Iklan
Iklan
Iklan
OPINI

BLT Berbelit Turunkan Kepercayaan Publik

×

BLT Berbelit Turunkan Kepercayaan Publik

Sebarkan artikel ini

Oleh : Noriah
Aktivis Mahasiswa, Palangka Raya

Penanganan epidemi Corona yang dilakukan pemerintah sepertinya terus menjadi sorotan warganet yang saat ini banyak berselancar di dunia maya ketimbang dunia nyata semenjak #dirumah aja akibat Covid-19 melanda. Kebijakan pemerintah yang digullirkan pun seolah tak menunjukkan adanya titik terang dalam menangkal virus. Dimulai dari social dan pysical distancing, darurat sipil, hingga pembatasan sosial berskala besar (PSBB), namun kasus positif Covid-19 masih terus saja meningkat tak menunjukkan adanya penurunan yang signifikan. Hingga Jumat (01/05/20) Indonesia mengkonfirmasi bahwa jumlah pasien posisitf telah mencapai angka 10551 kasus dengan 800 orang meninggal dunia (Kompas.com 01/05/20).

Android

Bantuan sosial pun semakin gencar dilakukan di sejumlah daerah, mulai dari bansos sembako hingga bansos tunai. Meski begitu, banyak masyarakat miskin yang belum tersentuh. Bahkan, tak jarang bantuan sosial atau bansos dari pemerintah daerah malah tak tepat sasaran. Misalnya saja Anggota Dewan Perwakilan Rakyat Daerah (DPRD) DKI Jakarta dari fraksi Partai Demokrasi Indonesia Perjuangan (PDIP), Jhonny Simanjuntak, yang terdata sebagai salah satu penerima bansos. Karena hal ini, Pemprov DKI Jakarta dianggap asal dalam menyalurkan bansos.

Dilansir dari laman vivanews.com (24/04/20), Anggota Dewan Perwakilan Rakyat Daerah Jawa Timur, Achmad Amir, menceritakan bantuan antara pemerintah provinsi dan tingkat desa yang tumpang tindih. Lalu, masyarakat yang berada di rumah hanya mendapat masker dan sembako. Tapi, mereka yang keluyuran malah dapat bantuan lebih.

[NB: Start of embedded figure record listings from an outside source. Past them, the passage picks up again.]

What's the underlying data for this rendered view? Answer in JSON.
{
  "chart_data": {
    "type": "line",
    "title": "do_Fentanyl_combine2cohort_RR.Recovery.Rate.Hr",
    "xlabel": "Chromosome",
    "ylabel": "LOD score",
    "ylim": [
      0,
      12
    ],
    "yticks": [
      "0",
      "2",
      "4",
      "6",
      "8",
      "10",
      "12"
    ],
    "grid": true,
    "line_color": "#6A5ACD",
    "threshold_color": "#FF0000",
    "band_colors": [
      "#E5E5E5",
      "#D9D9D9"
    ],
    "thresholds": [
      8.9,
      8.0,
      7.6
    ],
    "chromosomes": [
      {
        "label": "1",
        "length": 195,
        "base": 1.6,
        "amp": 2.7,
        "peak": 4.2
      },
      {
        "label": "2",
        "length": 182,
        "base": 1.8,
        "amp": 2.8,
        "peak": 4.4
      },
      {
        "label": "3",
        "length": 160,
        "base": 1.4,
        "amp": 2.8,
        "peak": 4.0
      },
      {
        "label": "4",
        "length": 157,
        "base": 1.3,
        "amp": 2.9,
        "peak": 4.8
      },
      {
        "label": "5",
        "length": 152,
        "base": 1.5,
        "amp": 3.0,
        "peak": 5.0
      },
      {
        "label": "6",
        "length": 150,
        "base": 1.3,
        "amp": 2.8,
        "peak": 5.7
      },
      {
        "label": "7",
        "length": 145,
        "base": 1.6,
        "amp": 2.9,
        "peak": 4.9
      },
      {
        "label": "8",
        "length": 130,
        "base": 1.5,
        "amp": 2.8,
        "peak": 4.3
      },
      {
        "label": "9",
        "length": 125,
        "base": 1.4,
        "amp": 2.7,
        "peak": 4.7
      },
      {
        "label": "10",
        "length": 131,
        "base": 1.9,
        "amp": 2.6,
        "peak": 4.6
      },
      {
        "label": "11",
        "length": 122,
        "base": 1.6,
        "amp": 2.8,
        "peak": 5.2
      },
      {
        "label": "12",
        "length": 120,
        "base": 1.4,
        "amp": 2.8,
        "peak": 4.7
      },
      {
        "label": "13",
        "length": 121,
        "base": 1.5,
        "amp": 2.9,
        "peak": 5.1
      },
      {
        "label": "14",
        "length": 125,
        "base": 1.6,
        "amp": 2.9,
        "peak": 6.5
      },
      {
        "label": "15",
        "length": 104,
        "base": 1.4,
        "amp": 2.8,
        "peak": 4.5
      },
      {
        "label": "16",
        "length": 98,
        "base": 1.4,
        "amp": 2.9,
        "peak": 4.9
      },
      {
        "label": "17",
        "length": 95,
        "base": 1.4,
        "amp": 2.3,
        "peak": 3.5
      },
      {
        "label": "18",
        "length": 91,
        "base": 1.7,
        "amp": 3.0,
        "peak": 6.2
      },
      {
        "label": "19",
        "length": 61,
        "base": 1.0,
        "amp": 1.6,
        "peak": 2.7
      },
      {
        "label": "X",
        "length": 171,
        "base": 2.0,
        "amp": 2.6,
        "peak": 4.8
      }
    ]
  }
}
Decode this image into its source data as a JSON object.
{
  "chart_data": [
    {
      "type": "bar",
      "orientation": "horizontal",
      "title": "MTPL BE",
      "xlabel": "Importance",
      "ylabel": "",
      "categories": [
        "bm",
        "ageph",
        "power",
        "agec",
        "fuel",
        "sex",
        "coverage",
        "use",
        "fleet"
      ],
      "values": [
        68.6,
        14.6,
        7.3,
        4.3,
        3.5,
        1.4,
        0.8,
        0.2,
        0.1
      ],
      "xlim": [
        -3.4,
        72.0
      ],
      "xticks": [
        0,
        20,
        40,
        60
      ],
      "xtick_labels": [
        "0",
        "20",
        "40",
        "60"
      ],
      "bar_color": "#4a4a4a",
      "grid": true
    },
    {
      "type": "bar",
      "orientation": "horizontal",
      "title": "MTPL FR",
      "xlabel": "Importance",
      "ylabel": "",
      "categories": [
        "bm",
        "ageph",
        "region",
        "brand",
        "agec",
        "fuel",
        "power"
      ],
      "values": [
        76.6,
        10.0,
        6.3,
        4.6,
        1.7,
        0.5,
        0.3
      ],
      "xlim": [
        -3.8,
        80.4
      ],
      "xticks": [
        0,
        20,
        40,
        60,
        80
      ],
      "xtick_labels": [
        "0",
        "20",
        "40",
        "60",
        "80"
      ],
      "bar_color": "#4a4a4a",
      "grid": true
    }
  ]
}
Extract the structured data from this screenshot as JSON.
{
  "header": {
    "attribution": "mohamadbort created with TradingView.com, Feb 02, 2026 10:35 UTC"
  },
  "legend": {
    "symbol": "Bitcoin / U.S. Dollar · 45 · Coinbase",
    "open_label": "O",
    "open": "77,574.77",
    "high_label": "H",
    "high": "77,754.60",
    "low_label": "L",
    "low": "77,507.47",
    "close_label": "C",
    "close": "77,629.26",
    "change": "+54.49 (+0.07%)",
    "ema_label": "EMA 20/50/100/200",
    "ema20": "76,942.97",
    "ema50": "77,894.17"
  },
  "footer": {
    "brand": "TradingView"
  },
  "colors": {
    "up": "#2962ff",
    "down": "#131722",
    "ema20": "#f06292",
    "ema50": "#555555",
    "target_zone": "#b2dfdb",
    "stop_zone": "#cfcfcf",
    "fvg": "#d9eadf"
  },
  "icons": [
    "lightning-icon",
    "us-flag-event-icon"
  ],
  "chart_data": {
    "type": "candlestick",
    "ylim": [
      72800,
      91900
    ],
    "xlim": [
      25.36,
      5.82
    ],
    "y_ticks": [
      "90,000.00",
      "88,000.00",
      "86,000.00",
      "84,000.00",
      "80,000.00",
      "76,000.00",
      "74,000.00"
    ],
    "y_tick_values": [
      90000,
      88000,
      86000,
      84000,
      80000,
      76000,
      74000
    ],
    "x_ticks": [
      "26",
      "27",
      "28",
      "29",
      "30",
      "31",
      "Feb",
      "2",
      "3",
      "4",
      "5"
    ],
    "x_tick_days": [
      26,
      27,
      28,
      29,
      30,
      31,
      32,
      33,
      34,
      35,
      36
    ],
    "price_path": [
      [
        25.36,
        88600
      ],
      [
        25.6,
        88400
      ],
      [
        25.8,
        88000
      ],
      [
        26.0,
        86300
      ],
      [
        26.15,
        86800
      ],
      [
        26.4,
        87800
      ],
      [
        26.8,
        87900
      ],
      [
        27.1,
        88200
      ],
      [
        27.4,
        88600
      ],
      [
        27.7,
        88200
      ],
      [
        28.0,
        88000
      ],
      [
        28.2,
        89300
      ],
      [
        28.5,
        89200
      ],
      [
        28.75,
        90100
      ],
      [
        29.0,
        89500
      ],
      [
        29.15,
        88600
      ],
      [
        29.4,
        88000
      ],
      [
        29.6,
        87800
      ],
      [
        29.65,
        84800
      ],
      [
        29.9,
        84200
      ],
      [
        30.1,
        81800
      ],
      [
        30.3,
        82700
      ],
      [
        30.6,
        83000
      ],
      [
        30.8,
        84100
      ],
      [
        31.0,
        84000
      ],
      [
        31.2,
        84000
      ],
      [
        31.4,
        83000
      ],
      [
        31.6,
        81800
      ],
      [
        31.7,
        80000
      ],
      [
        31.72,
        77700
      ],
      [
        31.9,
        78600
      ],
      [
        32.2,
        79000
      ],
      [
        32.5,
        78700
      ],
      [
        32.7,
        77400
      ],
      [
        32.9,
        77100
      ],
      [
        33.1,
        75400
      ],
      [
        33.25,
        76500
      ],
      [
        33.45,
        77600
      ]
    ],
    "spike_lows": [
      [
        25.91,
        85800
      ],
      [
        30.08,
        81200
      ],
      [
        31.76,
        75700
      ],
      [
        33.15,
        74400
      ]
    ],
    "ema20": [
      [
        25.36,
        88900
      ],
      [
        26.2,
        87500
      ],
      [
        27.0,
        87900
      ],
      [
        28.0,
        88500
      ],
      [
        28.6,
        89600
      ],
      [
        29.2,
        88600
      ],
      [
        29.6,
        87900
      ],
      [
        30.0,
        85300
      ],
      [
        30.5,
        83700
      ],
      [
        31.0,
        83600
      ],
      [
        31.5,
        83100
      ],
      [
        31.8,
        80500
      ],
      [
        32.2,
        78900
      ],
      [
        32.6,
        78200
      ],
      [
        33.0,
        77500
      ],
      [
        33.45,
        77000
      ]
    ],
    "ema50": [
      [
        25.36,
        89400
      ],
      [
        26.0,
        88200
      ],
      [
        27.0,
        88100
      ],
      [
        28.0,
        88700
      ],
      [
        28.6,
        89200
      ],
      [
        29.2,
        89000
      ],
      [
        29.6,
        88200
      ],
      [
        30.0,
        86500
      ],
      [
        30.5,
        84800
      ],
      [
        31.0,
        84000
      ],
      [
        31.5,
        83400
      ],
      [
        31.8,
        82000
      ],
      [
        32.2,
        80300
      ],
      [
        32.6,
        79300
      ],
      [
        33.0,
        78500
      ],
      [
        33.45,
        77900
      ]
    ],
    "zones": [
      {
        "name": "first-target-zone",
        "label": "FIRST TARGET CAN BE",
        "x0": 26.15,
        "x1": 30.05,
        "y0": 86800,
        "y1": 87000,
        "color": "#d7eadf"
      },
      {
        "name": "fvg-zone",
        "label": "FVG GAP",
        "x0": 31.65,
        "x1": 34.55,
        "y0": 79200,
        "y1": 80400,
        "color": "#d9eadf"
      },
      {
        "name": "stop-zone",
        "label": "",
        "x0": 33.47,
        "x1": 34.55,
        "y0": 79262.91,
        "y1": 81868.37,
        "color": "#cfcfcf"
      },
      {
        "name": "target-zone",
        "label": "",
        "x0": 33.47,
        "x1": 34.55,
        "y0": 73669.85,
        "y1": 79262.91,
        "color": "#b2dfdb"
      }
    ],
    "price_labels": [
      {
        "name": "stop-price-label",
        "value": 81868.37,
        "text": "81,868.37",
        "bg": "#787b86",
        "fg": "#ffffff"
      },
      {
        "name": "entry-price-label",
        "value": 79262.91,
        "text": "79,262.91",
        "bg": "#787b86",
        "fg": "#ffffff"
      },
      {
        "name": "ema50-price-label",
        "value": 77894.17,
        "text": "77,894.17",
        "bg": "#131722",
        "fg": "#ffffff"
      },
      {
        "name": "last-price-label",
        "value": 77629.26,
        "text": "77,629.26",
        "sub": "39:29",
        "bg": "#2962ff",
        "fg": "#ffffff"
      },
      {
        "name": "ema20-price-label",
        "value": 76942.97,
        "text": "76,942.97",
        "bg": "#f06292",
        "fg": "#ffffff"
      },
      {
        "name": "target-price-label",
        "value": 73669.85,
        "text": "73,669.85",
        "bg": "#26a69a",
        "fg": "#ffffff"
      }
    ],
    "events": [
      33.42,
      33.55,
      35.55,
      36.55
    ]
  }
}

Perspektif publik terkait program pemberian bantuan sosial (bansos) untuk menanggulangi dampak negatif pandemi Covid-19 ini pun berubah dari positif menjadi negatif. Hal ini dibuktikan dengan banyaknya orang-orang yang berkomentar dan mengkritik terkait pelaksanaan pemberian bansos tersebut. Seperti dilansir dari laman katadata.co.id (26/04/20) Wakil Direktur Institute for Development of Economics and Finance (Indef) Eko Listiyanto mengungkapkan, melalui pemantauan media sosial Twitter awalnya terlihat publik menyambut baik kebijakan pemerintah menetapkan sejumlah bansos, namun kemudian keluhan di tingkat daerah cukup banyak terkait pelaksanaannya, sehingga persepsi publik pun turun.

Jangankan rakyat, pemerintah daerahpun pusing dibuatnya. Pasalnya, penyaluran Bantuan Langsung Tunai (BLT) dari dana desa kepada masyarakat yang diatur dalam surat No 1261 Kemendes-PDT dinilai prosedurnya cukup panjang dan berbelit yakni tertib administrasi dan punya rekening bank sebagai syarat utama BLT.

Hal ini disampaikan oleh Bupati Bolaang Mongondow Timur (Boltim), Sulawesi Utara, Sehan Salim Landjar yang video kritikannya voral di media sosial. Sehan Landjar geram karena mekanisme pembagian BLT dari pemerintah pusat dianggap sulit. Dikatakannya mekanisme pemberian BLT tersebut terbilang menyulitkan warga. Warga, menurutnya, tak bisa harus menunggu lama untuk mendapatkan bantuan itu. (detik.com 26/04/20)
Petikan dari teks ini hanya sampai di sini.